Parents Adam Coles and Kerry Yorke of Bradwell are still in shock after the birth of their first born baby, while their 2lb 12oz son is doing well in the special care unit at the James Paget University Hospital.

Harlen was born at 27 weeks and five days but his good weight meant he had a fighting chance, and he has already begun to put on the ounces. He was due on March 20.

Mum Kerry, 26, who works at the House of Fun nursery in Gorleston was planning for Christmas, not for a baby, at work on Wednesday last week.

She explained: “I went to work as usual but had a cramp type feeling and my back hurt, but didn’t think much about it. At night I went to have my hair cut and went home, still with the crampy feeling.

“I told Adam and we went straight to the JPH and the midwife thought I had a urine infection. The doctor took a look and said it could be a urine infection, something else or I could be going into labour. The next thing he said was I was in pre-term labour!”

A worried Kerry was admitted to hospital and put on 12-hourly steroids to help develop the baby’s lungs, as well as a drip to halt the contractions.

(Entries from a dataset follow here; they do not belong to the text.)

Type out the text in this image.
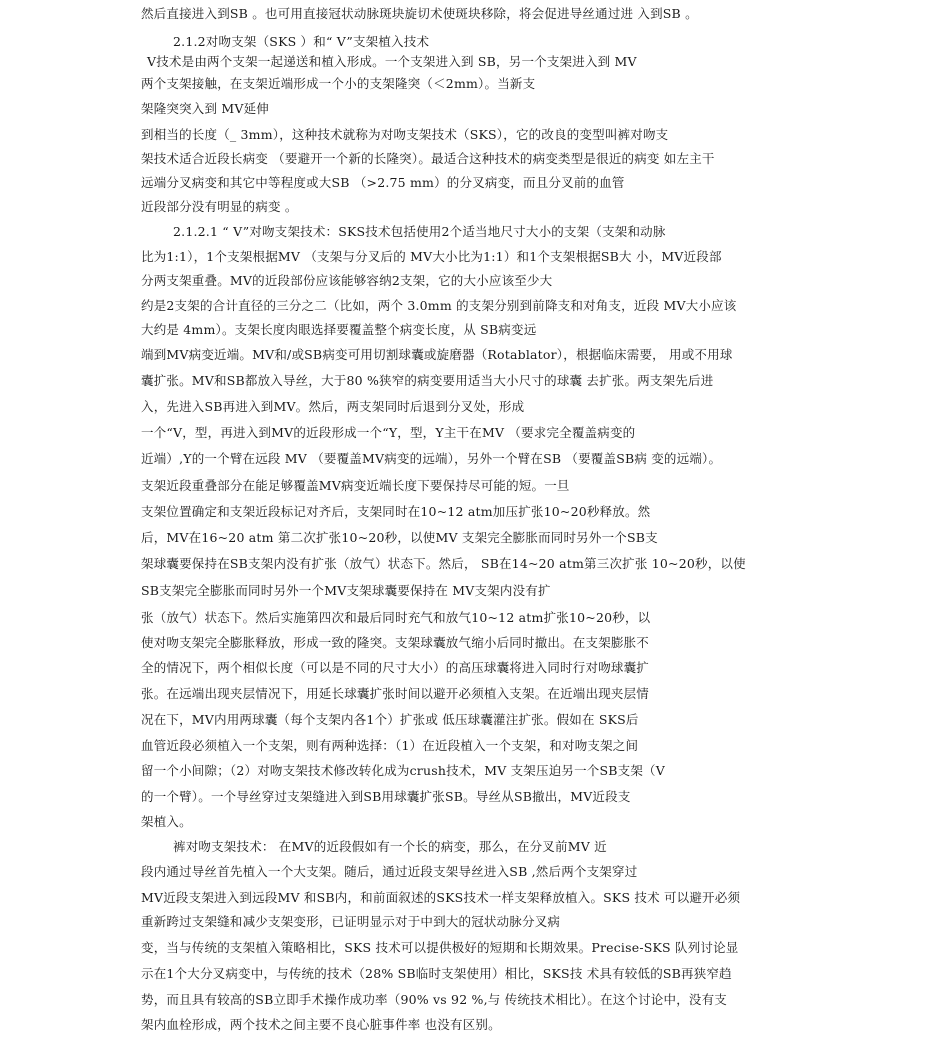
然后直接进入到SB 。也可用直接冠状动脉斑块旋切术使斑块移除，将会促进导丝通过进 入到SB 。
2.1.2对吻支架（SKS ）和“ V”支架植入技术
V技术是由两个支架一起递送和植入形成。一个支架进入到 SB，另一个支架进入到 MV
两个支架接触，在支架近端形成一个小的支架隆突（＜2mm）。当新支
架隆突突入到 MV延伸
到相当的长度（_ 3mm），这种技术就称为对吻支架技术（SKS），它的改良的变型叫裤对吻支
架技术适合近段长病变 （要避开一个新的长隆突）。最适合这种技术的病变类型是很近的病变 如左主干
远端分叉病变和其它中等程度或大SB （>2.75 mm）的分叉病变，而且分叉前的血管
近段部分没有明显的病变 。
2.1.2.1 “ V”对吻支架技术：SKS技术包括使用2个适当地尺寸大小的支架（支架和动脉
比为1:1），1个支架根据MV （支架与分叉后的 MV大小比为1:1）和1个支架根据SB大 小，MV近段部
分两支架重叠。MV的近段部份应该能够容纳2支架，它的大小应该至少大
约是2支架的合计直径的三分之二（比如，两个 3.0mm 的支架分别到前降支和对角支，近段 MV大小应该
大约是 4mm）。支架长度肉眼选择要覆盖整个病变长度，从 SB病变远
端到MV病变近端。MV和/或SB病变可用切割球囊或旋磨器（Rotablator），根据临床需要， 用或不用球
囊扩张。MV和SB都放入导丝，大于80 %狭窄的病变要用适当大小尺寸的球囊 去扩张。两支架先后进
入，先进入SB再进入到MV。然后，两支架同时后退到分叉处，形成
一个“V，型，再进入到MV的近段形成一个“Y，型，Y主干在MV （要求完全覆盖病变的
近端）,Y的一个臂在远段 MV （要覆盖MV病变的远端），另外一个臂在SB （要覆盖SB病 变的远端）。
支架近段重叠部分在能足够覆盖MV病变近端长度下要保持尽可能的短。一旦
支架位置确定和支架近段标记对齐后，支架同时在10~12 atm加压扩张10~20秒释放。然
后，MV在16~20 atm 第二次扩张10~20秒，以使MV 支架完全膨胀而同时另外一个SB支
架球囊要保持在SB支架内没有扩张（放气）状态下。然后， SB在14~20 atm第三次扩张 10~20秒，以使
SB支架完全膨胀而同时另外一个MV支架球囊要保持在 MV支架内没有扩
张（放气）状态下。然后实施第四次和最后同时充气和放气10~12 atm扩张10~20秒，以
使对吻支架完全膨胀释放，形成一致的隆突。支架球囊放气缩小后同时撤出。在支架膨胀不
全的情况下，两个相似长度（可以是不同的尺寸大小）的高压球囊将进入同时行对吻球囊扩
张。在远端出现夹层情况下，用延长球囊扩张时间以避开必须植入支架。在近端出现夹层情
况在下，MV内用两球囊（每个支架内各1个）扩张或 低压球囊灌注扩张。假如在 SKS后
血管近段必须植入一个支架，则有两种选择：（1）在近段植入一个支架，和对吻支架之间
留一个小间隙；（2）对吻支架技术修改转化成为crush技术，MV 支架压迫另一个SB支架（V
的一个臂）。一个导丝穿过支架缝进入到SB用球囊扩张SB。导丝从SB撤出，MV近段支
架植入。
裤对吻支架技术： 在MV的近段假如有一个长的病变，那么，在分叉前MV 近
段内通过导丝首先植入一个大支架。随后，通过近段支架导丝进入SB ,然后两个支架穿过
MV近段支架进入到远段MV 和SB内，和前面叙述的SKS技术一样支架释放植入。SKS 技术 可以避开必须
重新跨过支架缝和减少支架变形，已证明显示对于中到大的冠状动脉分叉病
变，当与传统的支架植入策略相比，SKS 技术可以提供极好的短期和长期效果。Precise-SKS 队列讨论显
示在1个大分叉病变中，与传统的技术（28% SB临时支架使用）相比，SKS技 术具有较低的SB再狭窄趋
势，而且具有较高的SB立即手术操作成功率（90% vs 92 %,与 传统技术相比）。在这个讨论中，没有支
架内血栓形成，两个技术之间主要不良心脏事件率 也没有区别。
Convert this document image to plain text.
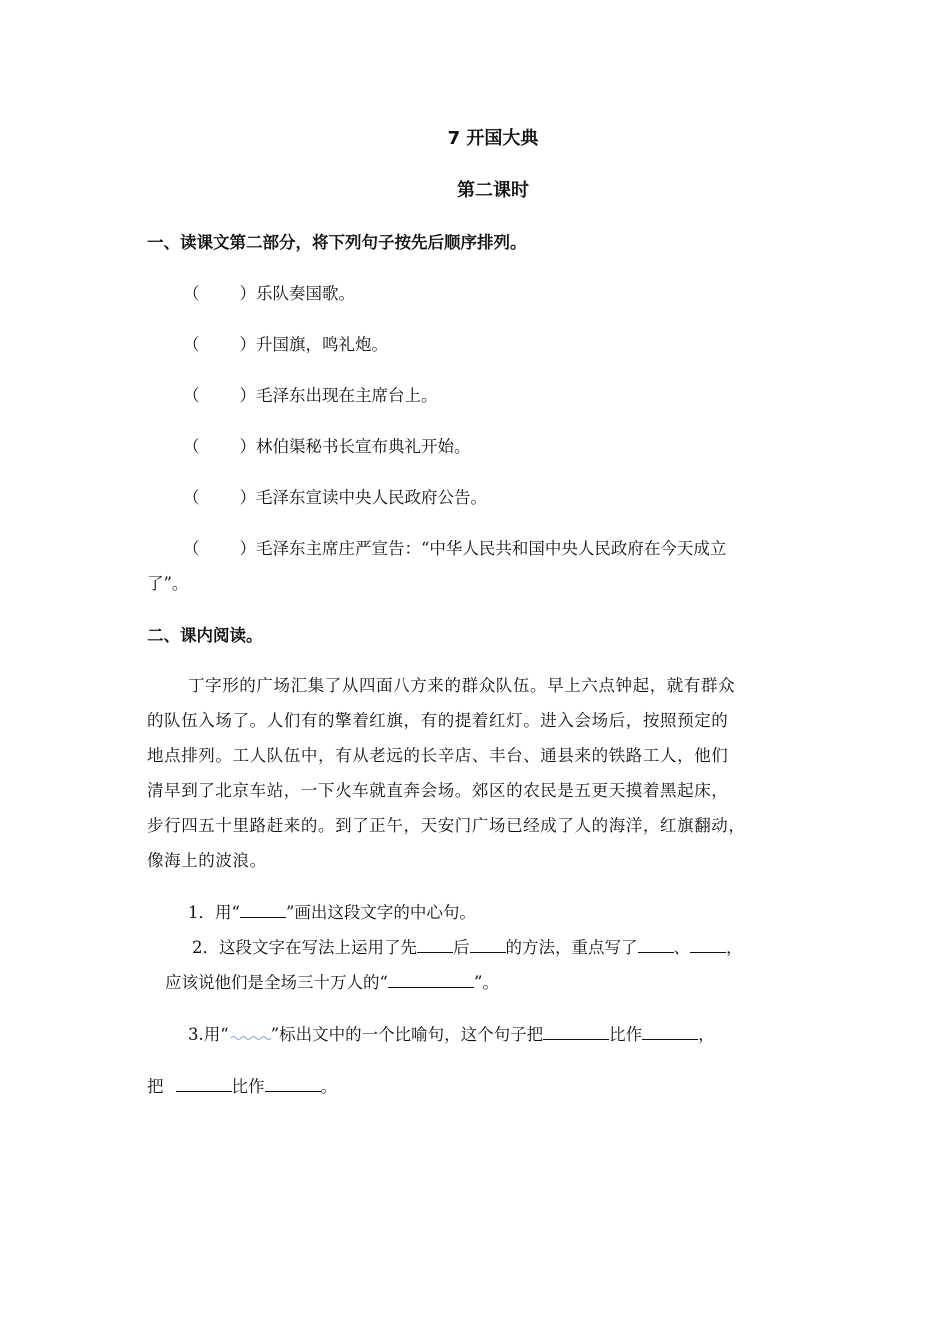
7 开国大典
第二课时
一、读课文第二部分，将下列句子按先后顺序排列。
（ ）乐队奏国歌。
（ ）升国旗，鸣礼炮。
（ ）毛泽东出现在主席台上。
（ ）林伯渠秘书长宣布典礼开始。
（ ）毛泽东宣读中央人民政府公告。
（ ）毛泽东主席庄严宣告：“中华人民共和国中央人民政府在今天成立
了”。
二、课内阅读。
丁字形的广场汇集了从四面八方来的群众队伍。早上六点钟起，就有群众
的队伍入场了。人们有的擎着红旗，有的提着红灯。进入会场后，按照预定的
地点排列。工人队伍中，有从老远的长辛店、丰台、通县来的铁路工人，他们
清早到了北京车站，一下火车就直奔会场。郊区的农民是五更天摸着黑起床，
步行四五十里路赶来的。到了正午，天安门广场已经成了人的海洋，红旗翻动，
像海上的波浪。
1．用“	”画出这段文字的中心句。
2．这段文字在写法上运用了先 后 的方法，重点写了 、 ，
应该说他们是全场三十万人的“	”。
3.用“	”标出文中的一个比喻句，这个句子把	比作	，
把	比作	。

It worked and Adam, 29, and Kerry got only snatches of sleep as they waited, calling family to let them know what was happening.

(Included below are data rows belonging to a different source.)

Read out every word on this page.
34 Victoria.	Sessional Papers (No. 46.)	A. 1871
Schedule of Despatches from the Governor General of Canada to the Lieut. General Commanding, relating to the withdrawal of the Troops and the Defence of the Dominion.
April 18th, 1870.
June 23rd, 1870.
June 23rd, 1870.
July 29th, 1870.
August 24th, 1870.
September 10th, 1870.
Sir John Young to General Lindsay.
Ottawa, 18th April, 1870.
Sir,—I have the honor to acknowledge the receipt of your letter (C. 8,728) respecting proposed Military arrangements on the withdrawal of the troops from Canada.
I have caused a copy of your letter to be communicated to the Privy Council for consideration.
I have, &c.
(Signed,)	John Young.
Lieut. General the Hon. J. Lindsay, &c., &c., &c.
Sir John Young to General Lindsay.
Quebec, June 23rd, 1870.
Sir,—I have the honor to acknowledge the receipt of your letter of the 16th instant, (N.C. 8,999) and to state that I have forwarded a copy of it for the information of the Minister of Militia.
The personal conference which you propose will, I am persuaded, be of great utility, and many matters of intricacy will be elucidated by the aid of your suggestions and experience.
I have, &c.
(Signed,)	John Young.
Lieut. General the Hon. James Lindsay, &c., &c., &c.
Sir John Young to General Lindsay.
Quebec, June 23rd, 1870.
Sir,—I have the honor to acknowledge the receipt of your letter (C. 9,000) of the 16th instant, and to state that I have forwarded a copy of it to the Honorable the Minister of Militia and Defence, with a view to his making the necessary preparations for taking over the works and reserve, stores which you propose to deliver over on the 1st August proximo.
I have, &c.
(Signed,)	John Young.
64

“Christmas Eve at 10.30am they took me off the drip and said let nature happen,” said Kerry, “and at 3.30pm labour proper started.”

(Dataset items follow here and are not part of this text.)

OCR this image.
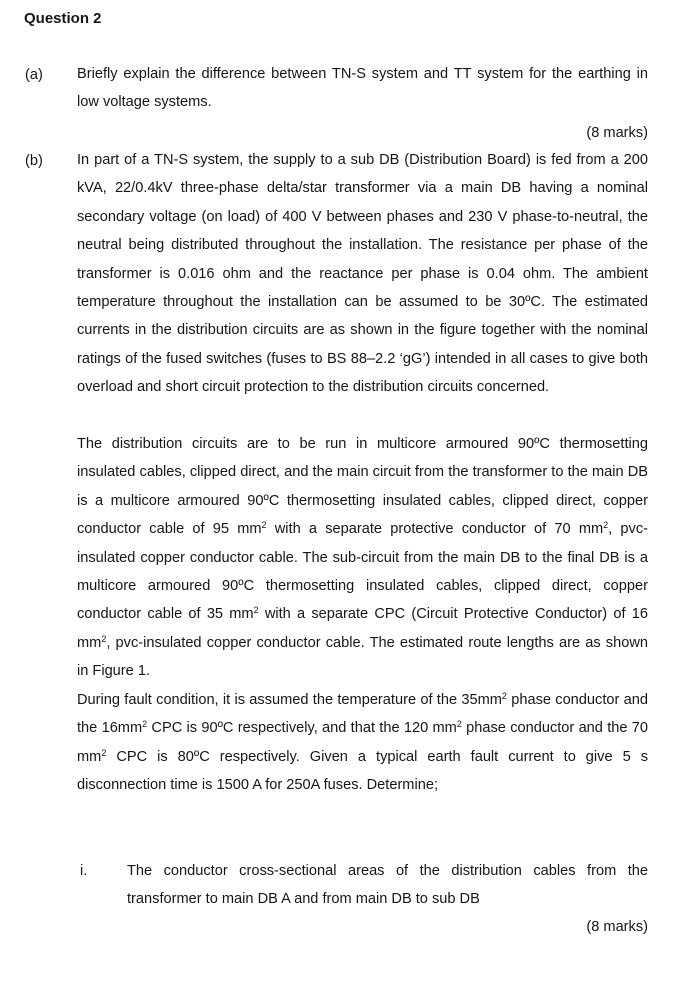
Question 2
(a) Briefly explain the difference between TN-S system and TT system for the earthing in low voltage systems.

(8 marks)
(b) In part of a TN-S system, the supply to a sub DB (Distribution Board) is fed from a 200 kVA, 22/0.4kV three-phase delta/star transformer via a main DB having a nominal secondary voltage (on load) of 400 V between phases and 230 V phase-to-neutral, the neutral being distributed throughout the installation. The resistance per phase of the transformer is 0.016 ohm and the reactance per phase is 0.04 ohm. The ambient temperature throughout the installation can be assumed to be 30ºC. The estimated currents in the distribution circuits are as shown in the figure together with the nominal ratings of the fused switches (fuses to BS 88–2.2 ‘gG’) intended in all cases to give both overload and short circuit protection to the distribution circuits concerned.

The distribution circuits are to be run in multicore armoured 90ºC thermosetting insulated cables, clipped direct, and the main circuit from the transformer to the main DB is a multicore armoured 90ºC thermosetting insulated cables, clipped direct, copper conductor cable of 95 $mm^2$ with a separate protective conductor of 70 $mm^2$, pvc-insulated copper conductor cable. The sub-circuit from the main DB to the final DB is a multicore armoured 90ºC thermosetting insulated cables, clipped direct, copper conductor cable of 35 $mm^2$ with a separate CPC (Circuit Protective Conductor) of 16 $mm^2$, pvc-insulated copper conductor cable. The estimated route lengths are as shown in Figure 1.

During fault condition, it is assumed the temperature of the $35mm^2$ phase conductor and the $16mm^2$ CPC is 90ºC respectively, and that the 120 $mm^2$ phase conductor and the 70 $mm^2$ CPC is 80ºC respectively. Given a typical earth fault current to give 5 s disconnection time is 1500 A for 250A fuses. Determine;

i.	The conductor cross-sectional areas of the distribution cables from the transformer to main DB A and from main DB to sub DB

(8 marks)
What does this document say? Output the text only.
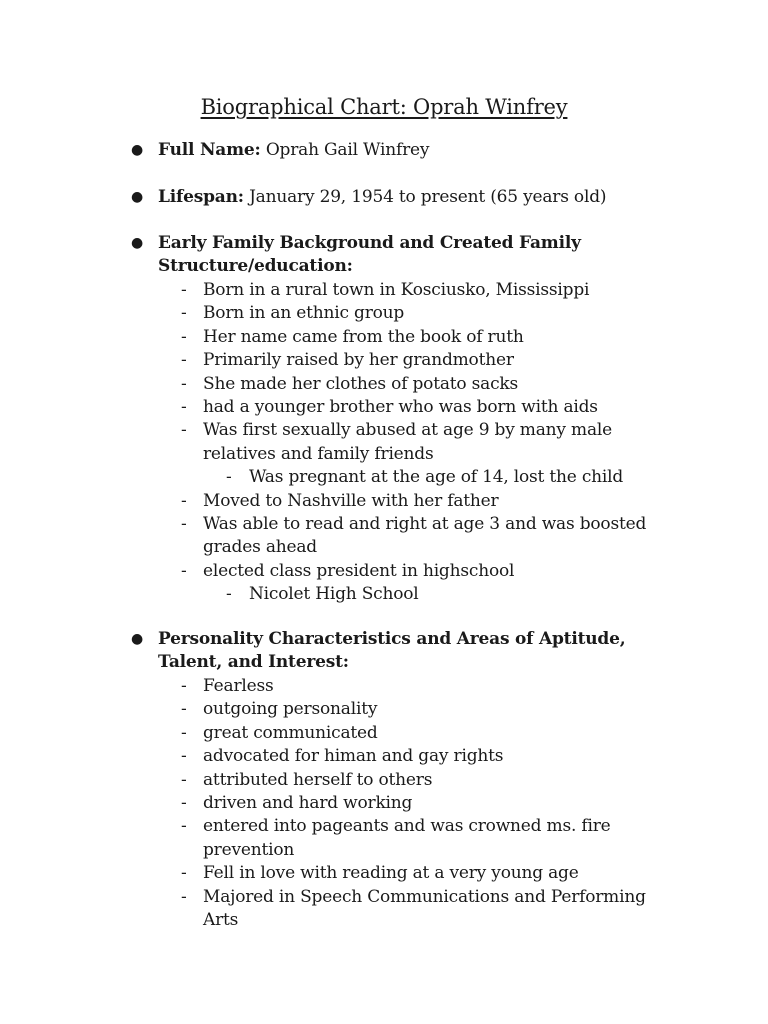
Biographical Chart: Oprah Winfrey
● Full Name: Oprah Gail Winfrey
● Lifespan: January 29, 1954 to present (65 years old)
● Early Family Background and Created Family Structure/education:
- Born in a rural town in Kosciusko, Mississippi
- Born in an ethnic group
- Her name came from the book of ruth
- Primarily raised by her grandmother
- She made her clothes of potato sacks
- had a younger brother who was born with aids
- Was first sexually abused at age 9 by many male relatives and family friends
- Was pregnant at the age of 14, lost the child
- Moved to Nashville with her father
- Was able to read and right at age 3 and was boosted grades ahead
- elected class president in highschool
- Nicolet High School
● Personality Characteristics and Areas of Aptitude, Talent, and Interest:
- Fearless
- outgoing personality
- great communicated
- advocated for himan and gay rights
- attributed herself to others
- driven and hard working
- entered into pageants and was crowned ms. fire prevention
- Fell in love with reading at a very young age
- Majored in Speech Communications and Performing Arts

Constant monitoring of both Kerry and the baby showed both were fit and healthy and in the early hours of Christmas morning it became clear little Harlen wasn’t waiting any more, arriving safe and sound at 8.22am.

“They had to put him straight into an incubator. I turned my head and all I could see was his tiny little head. Adam was with him and he was emotional and crying, and I was crying,” Kerry said.

“I went through every emotion you can have.”

The tot is being helped with his breathing, with oxygen into his nose. However, Kerry explained her little fighter was determined to make it on his own.

“They originally wanted to put a tube down his throat to help him breathe but he didn’t like it, he wanted to do it himself.”

Kerry added: “His room is decorated but there is no furniture or clothes, or a pram. We were going to get stuff after Christmas.”

Dad Adam, a service operator at a Norwich plastics company, is making plans for his son’s homecoming, but Harlen will spend the first three months of his life in the JPH until the date he was due to be born.

“We are just getting our heads around it,” a delighted Kerry told the Mercury. “My pregnancy was going okay until then. He just wanted to come early.”